Elijah Dotson

No. 22 – Missouri Tigers
- Position: Defensive back
- Class: Sophomore

Personal information
- Born: November 8, 2006 (age 19)
- Listed height: 6 ft 1 in (1.85 m)
- Listed weight: 192 lb (87 kg)

Career information
- High school: Belleville (Belleville, Michigan)
- College: Michigan (2025); Missouri (2026–present);

= Elijah Dotson (safety) =

American football player (born 2006)

Elijah Dotson (born November 8, 2006) is an American college football defensive back for the Missouri Tigers. He played for the Michigan Wolverines in 2025.

==Early life==
Dotson was born on November 8, 2006, the son of Charles and Donna Dotson. He attended the University of Detroit Jesuit High School and Academy for his first three years, where he played football as a safety and wide receiver. Dotson was an MHSFCA Division 2 first-team All-State selection at wide receiver as a junior. For his senior year, he transferred to Belleville High School and was a teammate of quarterback Bryce Underwood. Dotson was rated as a consensus four-star recruit and a top 200 player overall nationally in the class of 2025. He held offers from schools such as Auburn, Iowa, Michigan, Michigan State, Penn State, Pittsburgh, Tennessee and Wisconsin.

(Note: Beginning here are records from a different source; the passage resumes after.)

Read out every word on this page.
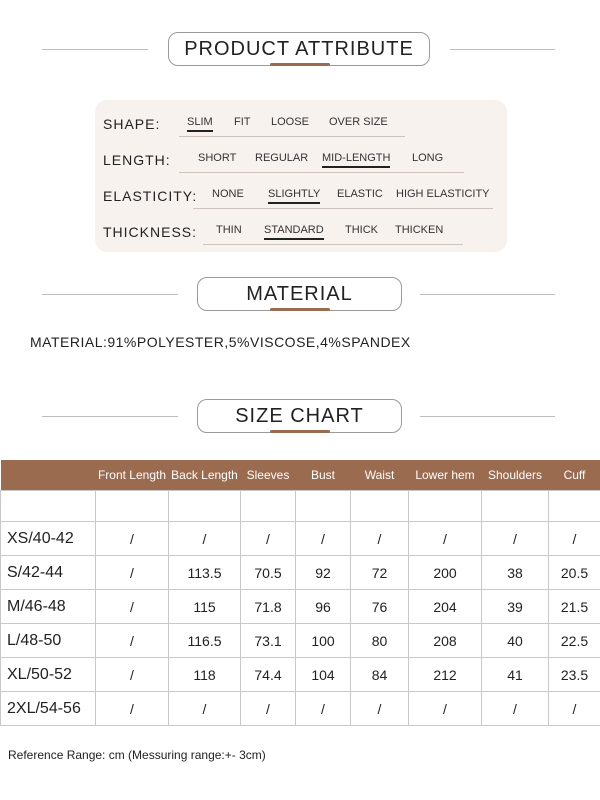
PRODUCT ATTRIBUTE
SHAPE: SLIM FIT LOOSE OVER SIZE
LENGTH: SHORT REGULAR MID-LENGTH LONG
ELASTICITY: NONE SLIGHTLY ELASTIC HIGH ELASTICITY
THICKNESS: THIN STANDARD THICK THICKEN
MATERIAL
MATERIAL:91%POLYESTER,5%VISCOSE,4%SPANDEX
SIZE CHART
	Front Length	Back Length	Sleeves	Bust	Waist	Lower hem	Shoulders	Cuff

XS/40-42	/	/	/	/	/	/	/	/
S/42-44	/	113.5	70.5	92	72	200	38	20.5
M/46-48	/	115	71.8	96	76	204	39	21.5
L/48-50	/	116.5	73.1	100	80	208	40	22.5
XL/50-52	/	118	74.4	104	84	212	41	23.5
2XL/54-56	/	/	/	/	/	/	/	/
Reference Range: cm (Messuring range:+- 3cm)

Dotson initially committed to play college football for the Pittsburgh Panthers. On November 20, 2024, he flipped his commitment to the Michigan Wolverines, staying in-state. Following his senior season, he was named to the Michigan Associated Press Division 1-2 All-State Team, earning honors as a wide receiver. Sports Illustrated selected Dotson as a first-team All-State safety and a second team All-State wide receiver.

==College career==
On December 4, 2024, Dotson officially signed his national letter of intent on the early National Signing Day to play college football at the University of Michigan.